Monday, September 11, 2006

Making Movies is Hard

Hugh MaCleod finds out making movies is hard and points to a lession in extreme business modelling.

From GapingVoid:

"The one thing I have learned since watching this film project evolve from the very beginning is: Film making is REALLY hard. Seriously. Here are the hard bits:
  1. Writing the script.
  2. Raising the money.
  3. Convincing the right actors to appear in the film.
  4. Shooting the film.
  5. Editing the film.
  6. Finding distrubution.
  7. Marketing the film i.e. convincing Middle America or whoever to part with their money,one movie ticket at a time, in sufficient numbers to see an eventual profit.
  8. Probably the hardest part of all: Ensuring that none of the above goes over budget."
Forthcoming on Extreme Business Modelling: (Part #3)
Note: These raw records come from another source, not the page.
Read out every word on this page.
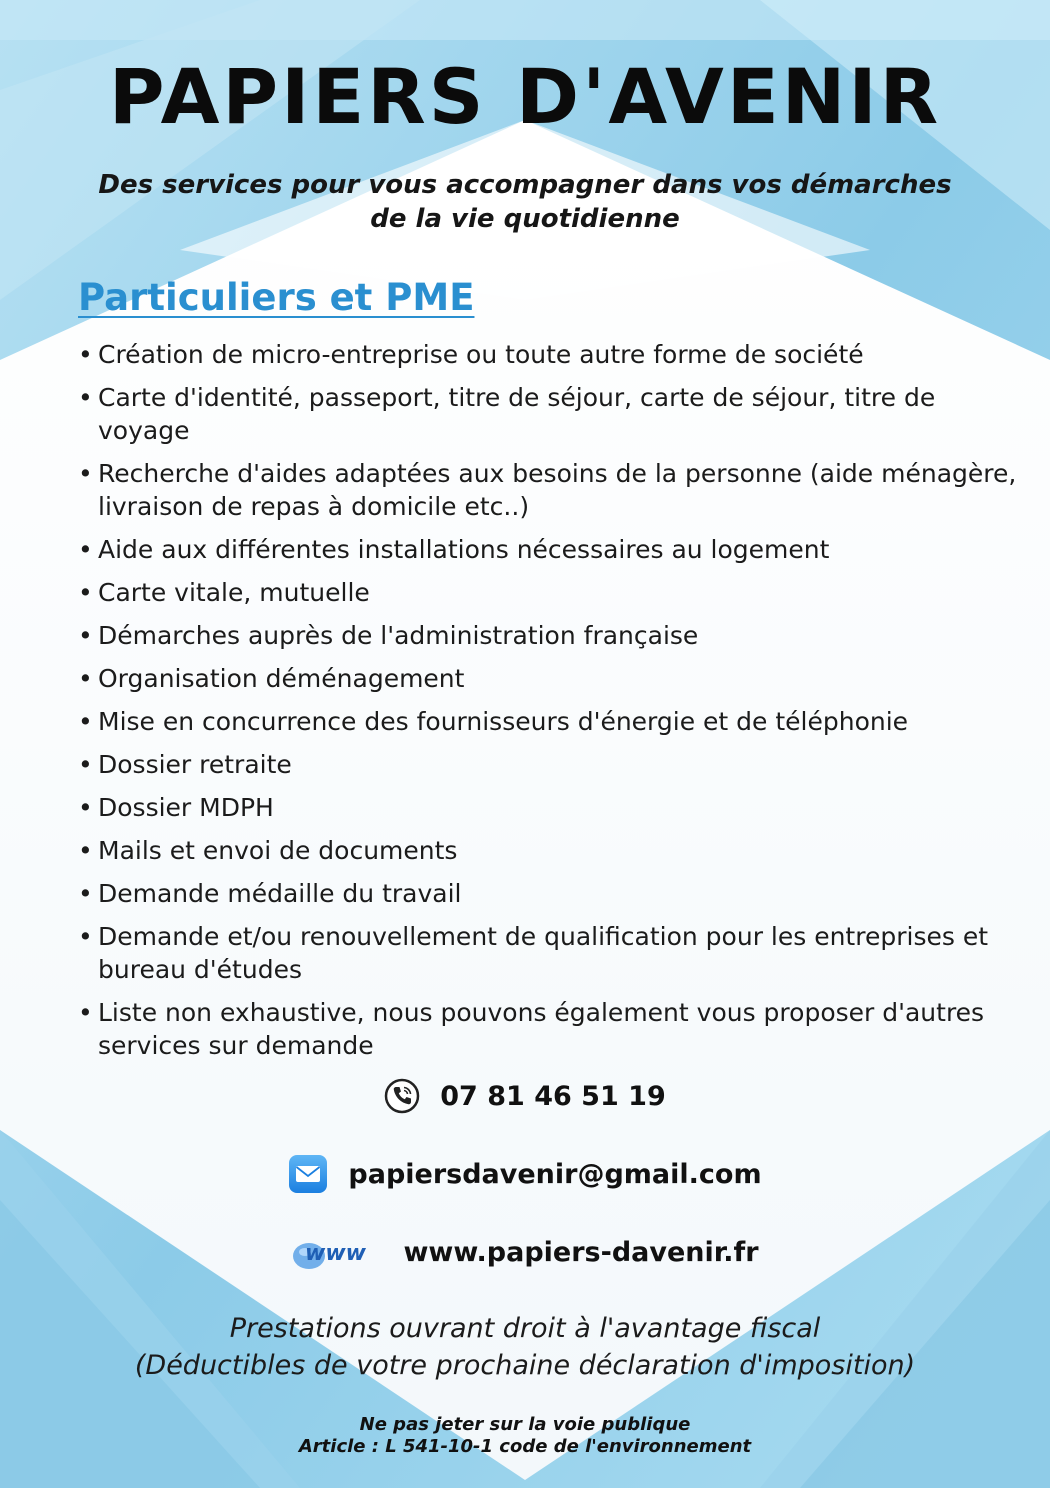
PAPIERS D'AVENIR
Des services pour vous accompagner dans vos démarches
de la vie quotidienne
Particuliers et PME
• Création de micro-entreprise ou toute autre forme de société
• Carte d'identité, passeport, titre de séjour, carte de séjour, titre de voyage
• Recherche d'aides adaptées aux besoins de la personne (aide ménagère, livraison de repas à domicile etc..)
• Aide aux différentes installations nécessaires au logement
• Carte vitale, mutuelle
• Démarches auprès de l'administration française
• Organisation déménagement
• Mise en concurrence des fournisseurs d'énergie et de téléphonie
• Dossier retraite
• Dossier MDPH
• Mails et envoi de documents
• Demande médaille du travail
• Demande et/ou renouvellement de qualification pour les entreprises et bureau d'études
• Liste non exhaustive, nous pouvons également vous proposer d'autres services sur demande
07 81 46 51 19
papiersdavenir@gmail.com
www www.papiers-davenir.fr
Prestations ouvrant droit à l'avantage fiscal
(Déductibles de votre prochaine déclaration d'imposition)
Ne pas jeter sur la voie publique
Article : L 541-10-1 code de l'environnement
"A few important aspects of extreme programming, eh, extreme business-modelling:

  • Write a user story. Explore the value for the customer!
  • [Extreme business-planning specific: Acid test your pricing and margins. If you could easily deliver at half the price of the competition, you may be good. If you're pretty sure you can deliver at 1/10th you'll have the leeway to play really loose :)]
  • The customer (even the potential one) is always available. Involve the customer, use him, make him a part of the process.
  • Pair programming and collective code ownership. Involve the customer again, let him have ownership to your product!
  • Make frequent small releases. Test one thing at a time, don't get stuck with a half-baked and untested complete plan.
  • Iterate and integrate often. Test and try, go back make better, test and try again, go back...
  • Leave optimisation till last. When it gels, shape the last parts, refine when the basics are right!"